My process has usually been to meet with the Sr/Executive Pastor before I meet with the coachee. Then I usually have a follow-up meeting with the Sr/Executive Pastor when we're done with the prescribed number of sessions. As part of my final meeting with the client, we discuss what I'll share with the supervisor. I try and keep it to "just the facts". "They attended every sessions, were fully engaged in the process, and our main points of conversation were (a), (b), and (c)." That way, confidentiality is maintained.

What I've found challenging is that usually, the supervisor has been able to "see through" my responses - and sometimes, despite our agreement, the supervisor will just ask point blank "So, you think we should keep him?" (because in these settings its always been a him). The challenge is that in the two cases I'm thinking of, they needed to quit/be fired - they weren't a good fit for the work anymore. So despite my response being "You know I'm not allowed to answer that", I feel like I haven't quite been able to keep my impression of the situation out of my feedback to the supervisor.
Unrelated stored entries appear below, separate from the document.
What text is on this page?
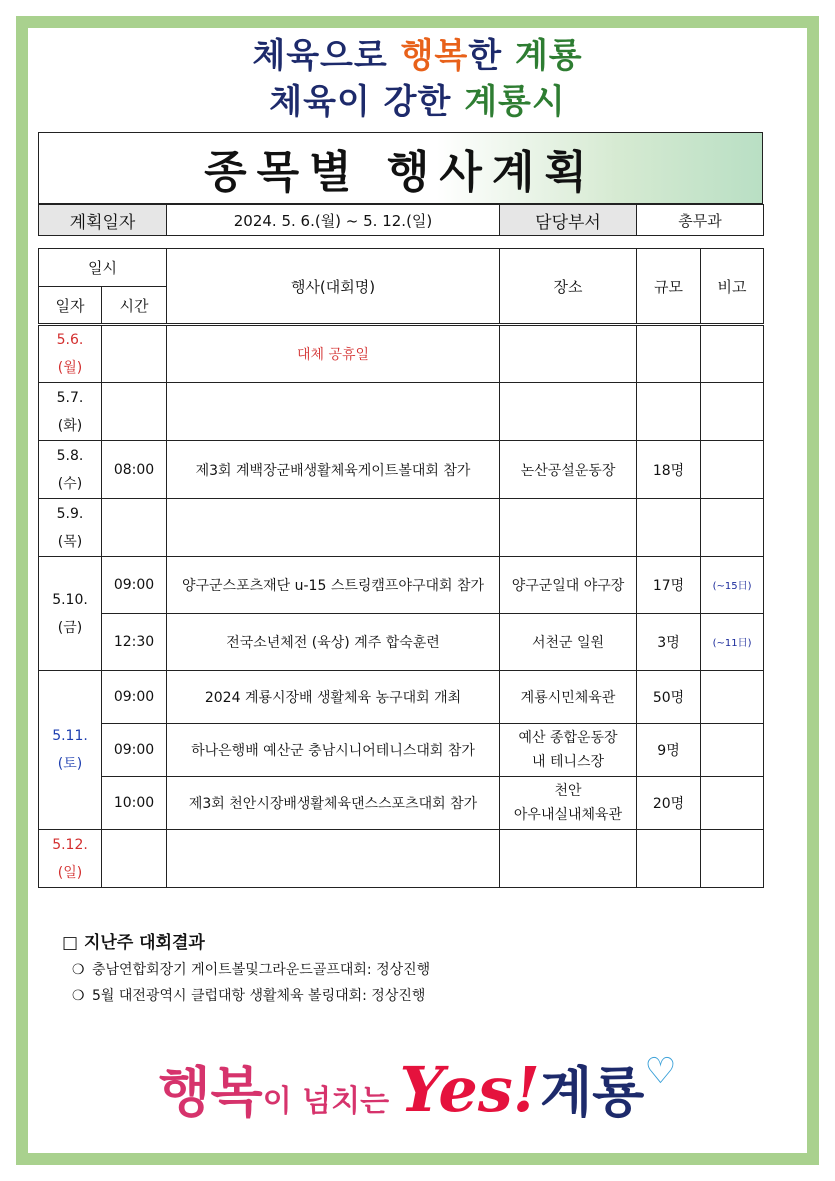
체육으로 행복한 계룡
체육이 강한 계룡시
종목별 행사계획
계획일자	2024. 5. 6.(월) ~ 5. 12.(일)	담당부서	총무과
일시		행사(대회명)	장소	규모	비고
일자	시간				

5.6.
(월)		대체 공휴일			

5.7.
(화)					

5.8.
(수)	08:00	제3회 계백장군배생활체육게이트볼대회 참가	논산공설운동장	18명	

5.9.
(목)					

5.10.
(금)	09:00	양구군스포츠재단 u-15 스트링캠프야구대회 참가	양구군일대 야구장	17명	(~15日)
	12:30	전국소년체전 (육상) 계주 합숙훈련	서천군 일원	3명	(~11日)

5.11.
(토)	09:00	2024 계룡시장배 생활체육 농구대회 개최	계룡시민체육관	50명	
	09:00	하나은행배 예산군 충남시니어테니스대회 참가	예산 종합운동장
내 테니스장	9명	
	10:00	제3회 천안시장배생활체육댄스스포츠대회 참가	천안
아우내실내체육관	20명	

5.12.
(일)					

□ 지난주 대회결과
❍ 충남연합회장기 게이트볼및그라운드골프대회: 정상진행
❍ 5월 대전광역시 클럽대항 생활체육 볼링대회: 정상진행
행복이 넘치는 Yes!계룡♡
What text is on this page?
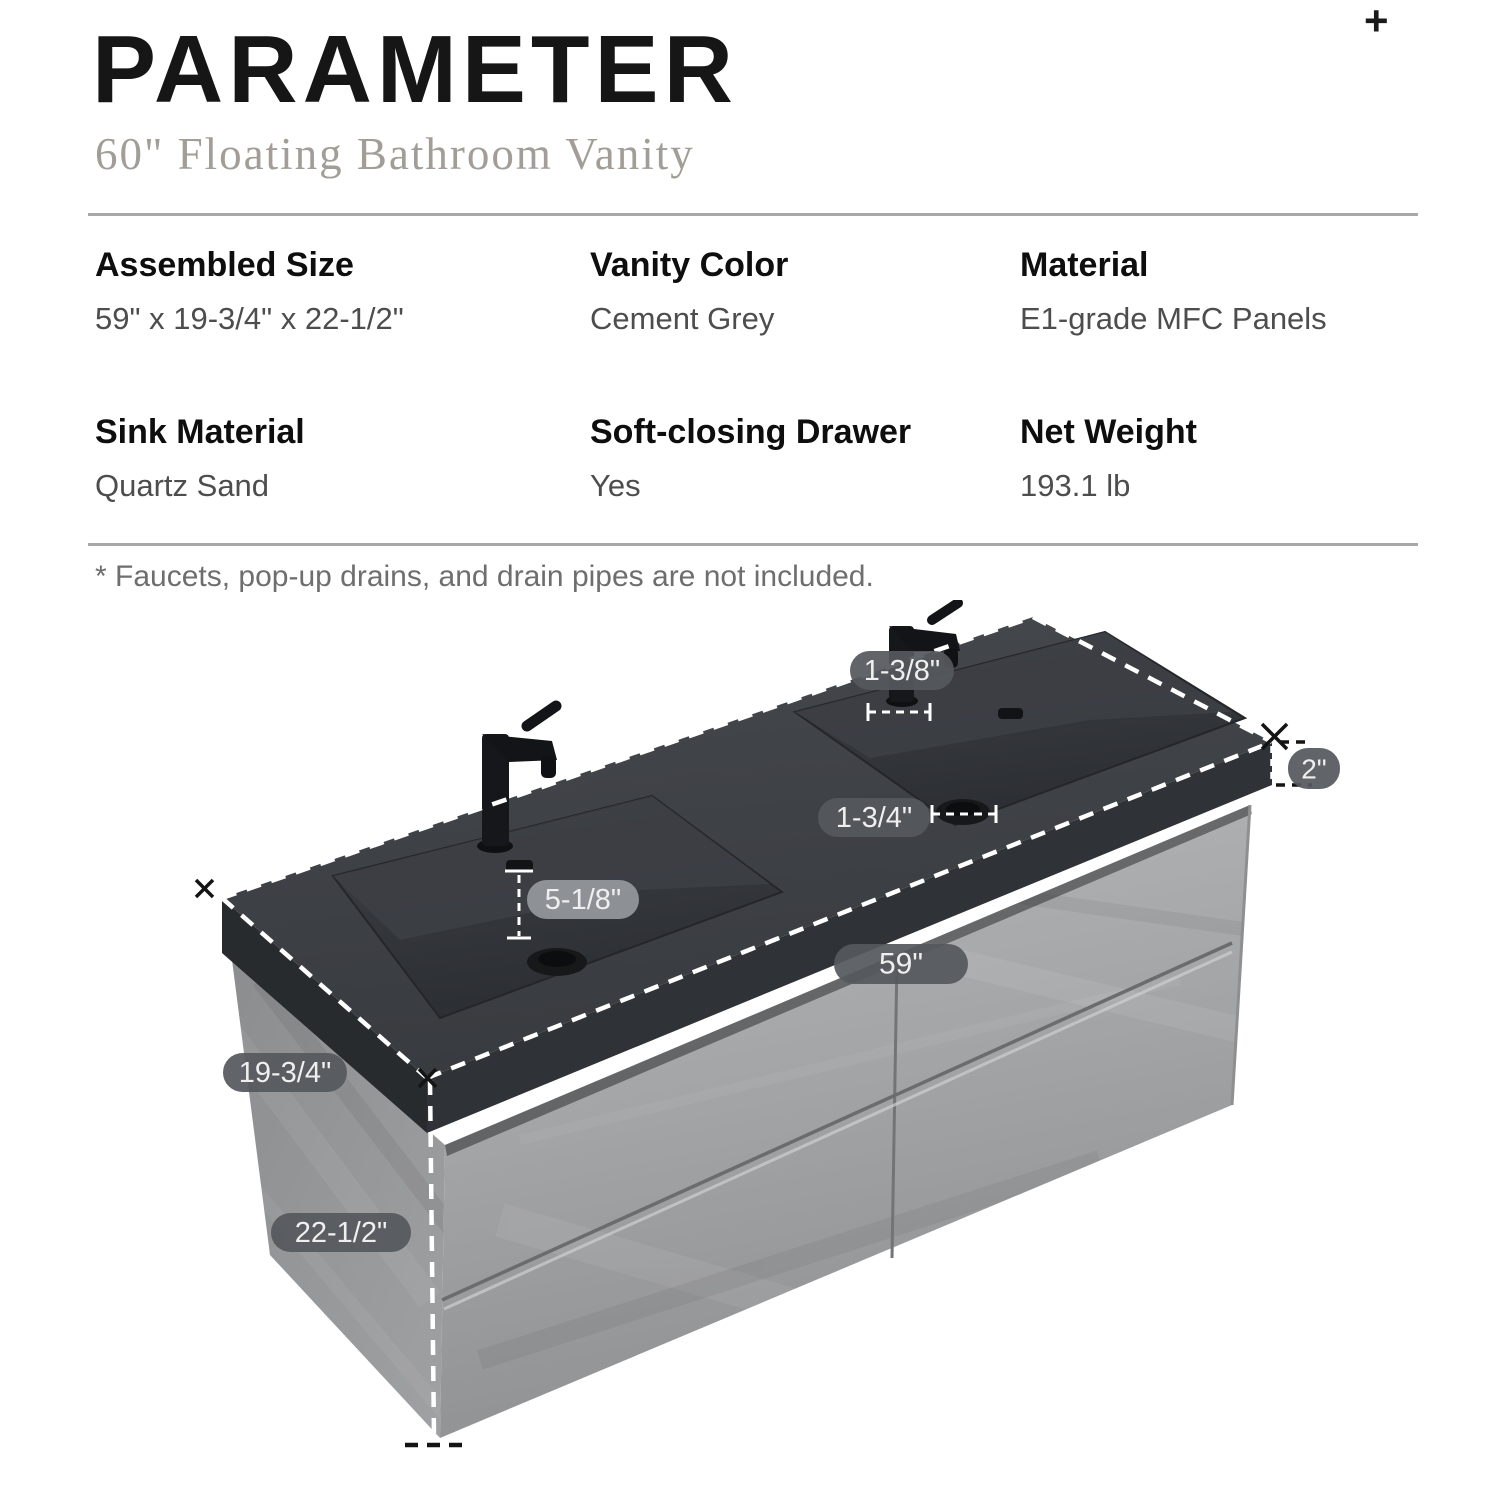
+
PARAMETER
60" Floating Bathroom Vanity
Assembled Size

59" x 19-3/4" x 22-1/2"

Vanity Color

Cement Grey

Material

E1-grade MFC Panels

Sink Material

Quartz Sand

Soft-closing Drawer

Yes

Net Weight

193.1 lb

* Faucets, pop-up drains, and drain pipes are not included.

1-3/8"
2"
1-3/4"
5-1/8"
59"
19-3/4"
22-1/2"
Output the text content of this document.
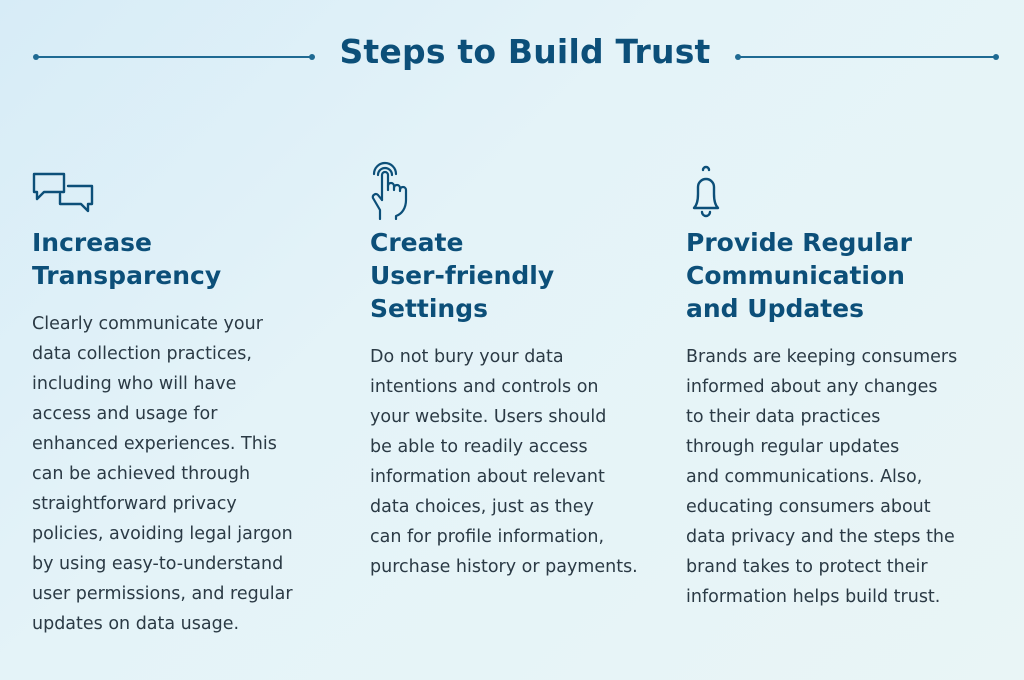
Steps to Build Trust
Increase
Transparency
Clearly communicate your
data collection practices,
including who will have
access and usage for
enhanced experiences. This
can be achieved through
straightforward privacy
policies, avoiding legal jargon
by using easy-to-understand
user permissions, and regular
updates on data usage.
Create
User-friendly
Settings
Do not bury your data
intentions and controls on
your website. Users should
be able to readily access
information about relevant
data choices, just as they
can for profile information,
purchase history or payments.
Provide Regular
Communication
and Updates
Brands are keeping consumers
informed about any changes
to their data practices
through regular updates
and communications. Also,
educating consumers about
data privacy and the steps the
brand takes to protect their
information helps build trust.
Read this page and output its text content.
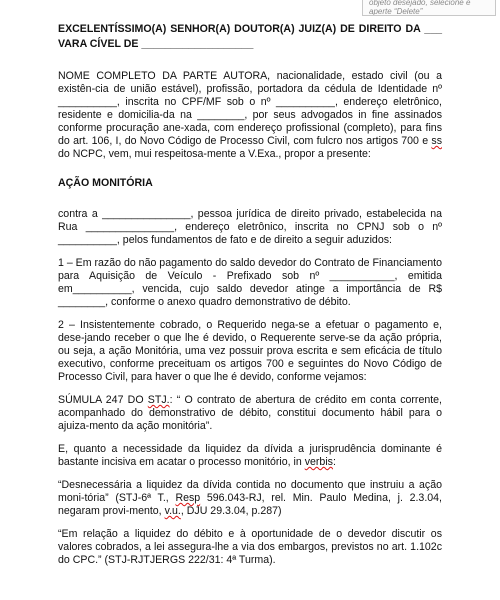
objeto desejado, selecione e aperte “Delete”

EXCELENTÍSSIMO(A) SENHOR(A) DOUTOR(A) JUIZ(A) DE DIREITO DA ___ VARA CÍVEL DE ___________________

NOME COMPLETO DA PARTE AUTORA, nacionalidade, estado civil (ou a existên-cia de união estável), profissão, portadora da cédula de Identidade nº __________, inscrita no CPF/MF sob o nº __________, endereço eletrônico, residente e domicilia-da na ________, por seus advogados in fine assinados conforme procuração ane-xada, com endereço profissional (completo), para fins do art. 106, I, do Novo Código de Processo Civil, com fulcro nos artigos 700 e ss do NCPC, vem, mui respeitosa-mente a V.Exa., propor a presente:

AÇÃO MONITÓRIA

contra a _______________, pessoa jurídica de direito privado, estabelecida na Rua _______________, endereço eletrônico, inscrita no CPNJ sob o nº __________, pelos fundamentos de fato e de direito a seguir aduzidos:

1 – Em razão do não pagamento do saldo devedor do Contrato de Financiamento para Aquisição de Veículo - Prefixado sob nº ___________, emitida em__________, vencida, cujo saldo devedor atinge a importância de R$ ________, conforme o anexo quadro demonstrativo de débito.

2 – Insistentemente cobrado, o Requerido nega-se a efetuar o pagamento e, dese-jando receber o que lhe é devido, o Requerente serve-se da ação própria, ou seja, a ação Monitória, uma vez possuir prova escrita e sem eficácia de título executivo, conforme preceituam os artigos 700 e seguintes do Novo Código de Processo Civil, para haver o que lhe é devido, conforme vejamos:

SÚMULA 247 DO STJ.: “ O contrato de abertura de crédito em conta corrente, acompanhado do demonstrativo de débito, constitui documento hábil para o ajuiza-mento da ação monitória”.

E, quanto a necessidade da liquidez da dívida a jurisprudência dominante é bastante incisiva em acatar o processo monitório, in verbis:

“Desnecessária a liquidez da dívida contida no documento que instruiu a ação moni-tória” (STJ-6ª T., Resp 596.043-RJ, rel. Min. Paulo Medina, j. 2.3.04, negaram provi-mento, v.u., DJU 29.3.04, p.287)

“Em relação a liquidez do débito e à oportunidade de o devedor discutir os valores cobrados, a lei assegura-lhe a via dos embargos, previstos no art. 1.102c do CPC.” (STJ-RJTJERGS 222/31: 4ª Turma).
Felix Villanueva - September 23rd, 2023 at 3:57pm

These are all great responses. As to Brian's point, this is where some coaches get into trouble. When facing this kind of situation, the coaches response should be a simple, "That's not my role."

Tony Myles - October 7th, 2023 at 10:07pm

It seems like the personal versus corporate coaching agreements both require real-time conversations where the goals are agreed upon. They differ, though, in that working with an organization isn't as easily reshaped since the group has likely brought in a coach for a specific purpose that is shared... where the individual contract/focus can be sensed and reshaped more personally.

I'd approach both with professionalism and clarity. Reviewing things up front make all the difference over the long haul, as here we identify expectations and the projected outcomes. I'd guess that there needs to be some kind of review to make sure everything has been considered, including any liabilities and accountability. The responsibility has to be clarified, too, because while both the entity and Coachee matter, one is likely the larger partner and voice. In this way I can avoid conflicting interests by erring on the side of the larger ask/goal/partner.